村上幸平(代表取締役社長):当社は、建設機械、また工作機械用の油圧機器の製造をさせていただいています。具体的には、車体を持ち上げる足のような部分、「ジャッキシリンダー」と呼ばれるものや、くるくると旋回する「ロータリージョイント」といった油圧部品を製造しています。

―― 水門やゲートも手がけていらっしゃるとのことで。
村上社長:そうですね。四国4県を中心に、河川や港湾、農業水路といったところで使用されています。

――サンポート高松の噴水も村上製作所で製作されたと。
村上社長:長年の歴史と培ってきた技術を生かして作らせていただいたものです。

能登半島地震で実証された、「災害用浄水装置」の力

―― 災害対策の製品もあるそうですね。
村上社長:はい。災害用の浄水装置というものを開発し、製作させていただきました。

―― 実際に稼働したことはあるのでしょうか?
村上社長:2年前に能登半島地震が起きまして、その時に輪島市の方へ実際に持っていきました。湾岸沿いにある「道の駅」の横に川がありまして、その川の水を水源として使い、隣にシャワーのコンテナを一緒につけていたので、シャワーの水としても使っていただきました。

―― 現地の皆さんの反応はいかがでしたか?
村上社長:やっぱり「本当にありがたい」という声が多く聞こえましたので、持っていってよかったなというのはありますね。

「全て社内で」――製造業×SNSという挑戦

―― 村上製作所ではYouTubeなどSNSでの発信を積極的にされていますね。
村上社長:そうなんです。5年前から始めたんですが、当時、製造業でInstagramやYouTubeを積極的に発信している企業さんがあまりなかったと思いまして、それでちょっとやってみようかなと。

―― 企画や編集は社員の方が?
村上社長:そうです。もう全て社内でやっています。

―― プロレスラーの方もたくさんご出演されているんですよね。
村上社長:そうなんですよ。当社が現在スポンサーさせていただいている団体がありまして、JTOという千葉県の団体なんですが、そこに所属しているプロレスラーの方に弊社の広報アンバサダーになっていただいて、出ていただいています。その団体のチャンピオンベルトも当社の技術力で挑戦して作りました。
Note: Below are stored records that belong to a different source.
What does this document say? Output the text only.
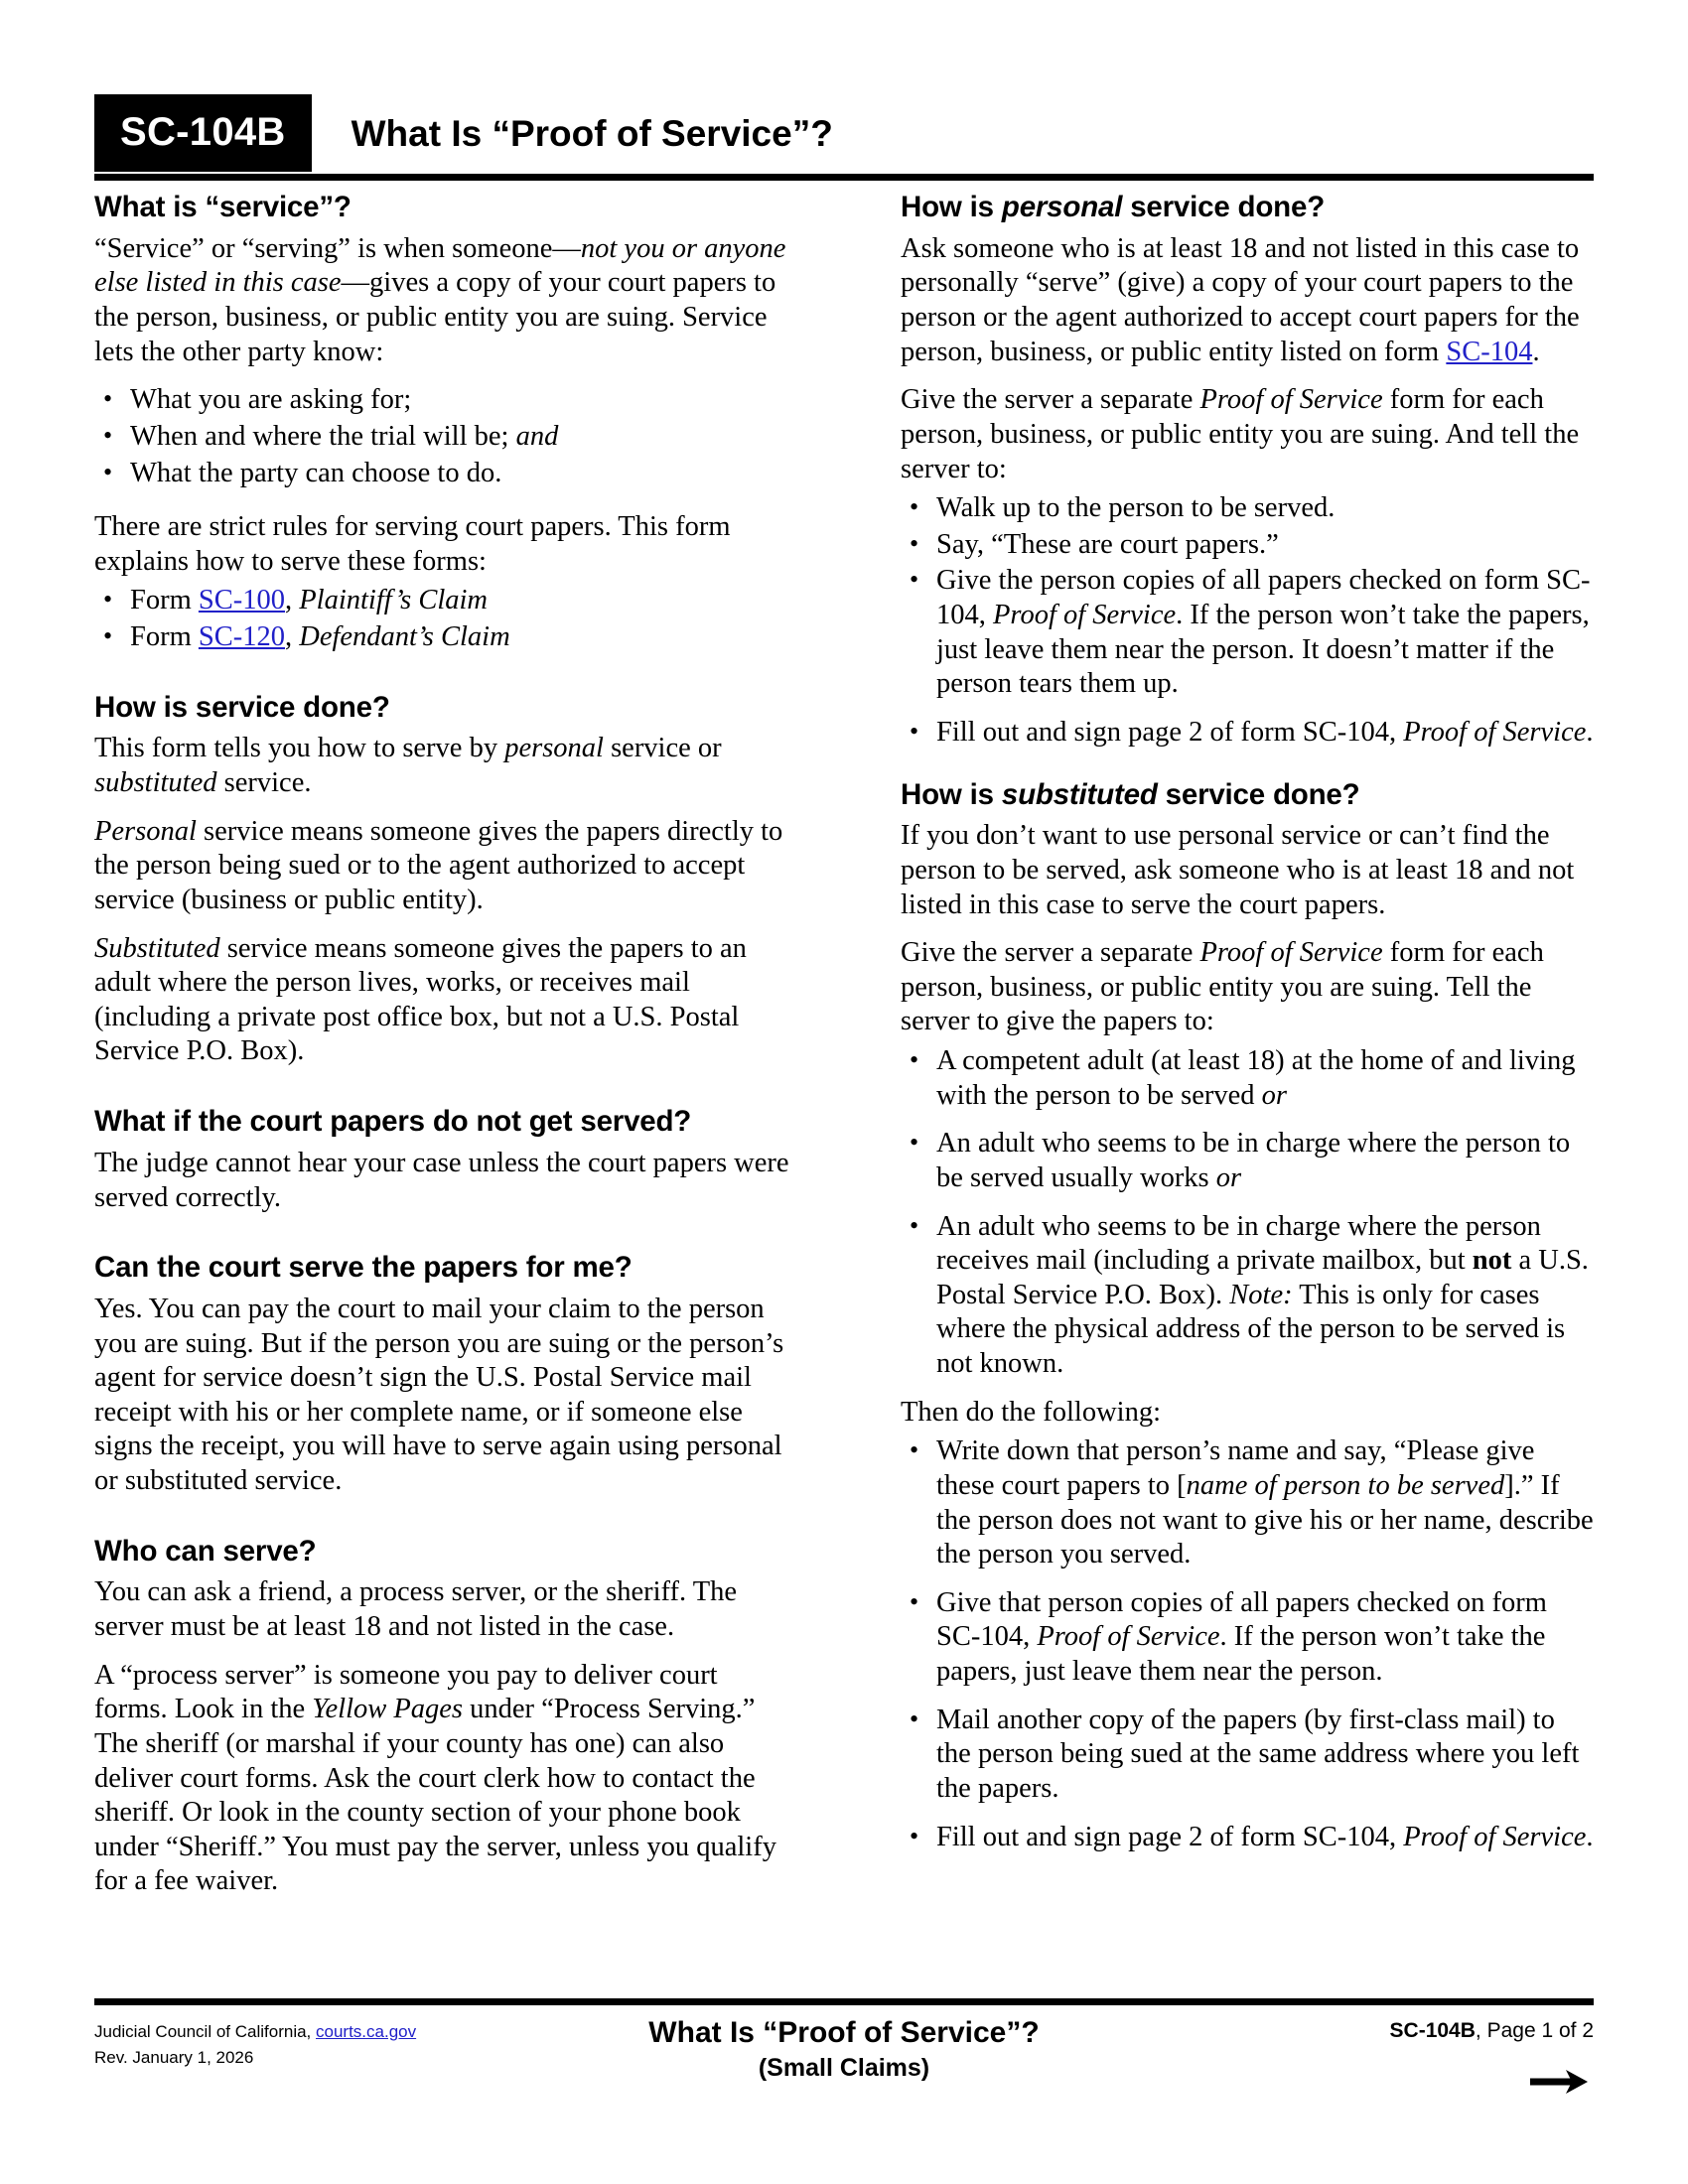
SC-104B	What Is “Proof of Service”?
What is “service”?

“Service” or “serving” is when someone—not you or anyone else listed in this case—gives a copy of your court papers to the person, business, or public entity you are suing. Service lets the other party know:

• What you are asking for;
• When and where the trial will be; and
• What the party can choose to do.

There are strict rules for serving court papers. This form explains how to serve these forms:

• Form SC-100, Plaintiff’s Claim
• Form SC-120, Defendant’s Claim
How is service done?

This form tells you how to serve by personal service or substituted service.

Personal service means someone gives the papers directly to the person being sued or to the agent authorized to accept service (business or public entity).

Substituted service means someone gives the papers to an adult where the person lives, works, or receives mail (including a private post office box, but not a U.S. Postal Service P.O. Box).

What if the court papers do not get served?

The judge cannot hear your case unless the court papers were served correctly.

Can the court serve the papers for me?

Yes. You can pay the court to mail your claim to the person you are suing. But if the person you are suing or the person’s agent for service doesn’t sign the U.S. Postal Service mail receipt with his or her complete name, or if someone else signs the receipt, you will have to serve again using personal or substituted service.

Who can serve?

You can ask a friend, a process server, or the sheriff. The server must be at least 18 and not listed in the case.

A “process server” is someone you pay to deliver court forms. Look in the Yellow Pages under “Process Serving.” The sheriff (or marshal if your county has one) can also deliver court forms. Ask the court clerk how to contact the sheriff. Or look in the county section of your phone book under “Sheriff.” You must pay the server, unless you qualify for a fee waiver.

How is personal service done?

Ask someone who is at least 18 and not listed in this case to personally “serve” (give) a copy of your court papers to the person or the agent authorized to accept court papers for the person, business, or public entity listed on form SC-104.

Give the server a separate Proof of Service form for each person, business, or public entity you are suing. And tell the server to:

• Walk up to the person to be served.
• Say, “These are court papers.”
• Give the person copies of all papers checked on form SC-104, Proof of Service. If the person won’t take the papers, just leave them near the person. It doesn’t matter if the person tears them up.
• Fill out and sign page 2 of form SC-104, Proof of Service.
How is substituted service done?

If you don’t want to use personal service or can’t find the person to be served, ask someone who is at least 18 and not listed in this case to serve the court papers.

Give the server a separate Proof of Service form for each person, business, or public entity you are suing. Tell the server to give the papers to:

• A competent adult (at least 18) at the home of and living with the person to be served or
• An adult who seems to be in charge where the person to be served usually works or
• An adult who seems to be in charge where the person receives mail (including a private mailbox, but not a U.S. Postal Service P.O. Box). Note: This is only for cases where the physical address of the person to be served is not known.

Then do the following:

• Write down that person’s name and say, “Please give these court papers to [name of person to be served].” If the person does not want to give his or her name, describe the person you served.
• Give that person copies of all papers checked on form SC-104, Proof of Service. If the person won’t take the papers, just leave them near the person.
• Mail another copy of the papers (by first-class mail) to the person being sued at the same address where you left the papers.
• Fill out and sign page 2 of form SC-104, Proof of Service.
Judicial Council of California, courts.ca.gov
Rev. January 1, 2026
What Is “Proof of Service”?
(Small Claims)
SC-104B, Page 1 of 2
―― いろいろなことにどんどん挑戦されているんですね。
村上社長:そうですね。いろいろやっています。

「いつかは、いつまでも来ない」――社長の決断哲学

―― 最後に、元気な会社を作るコツを教えていただけますか?
村上社長:「いつかいつかと思うなら今」。人ってよく「いつか何々しよう」「いつか挑戦しよう」と言うじゃないですか。ただ、そのいつかというのはいつまで経っても大体来ないんですよね。社長の仕事は「決定」だと思っていますので、「これをやろう」と思った時が一番のタイミングだと思って、すぐやる。そういう意味合いも込めてこの言葉にしました。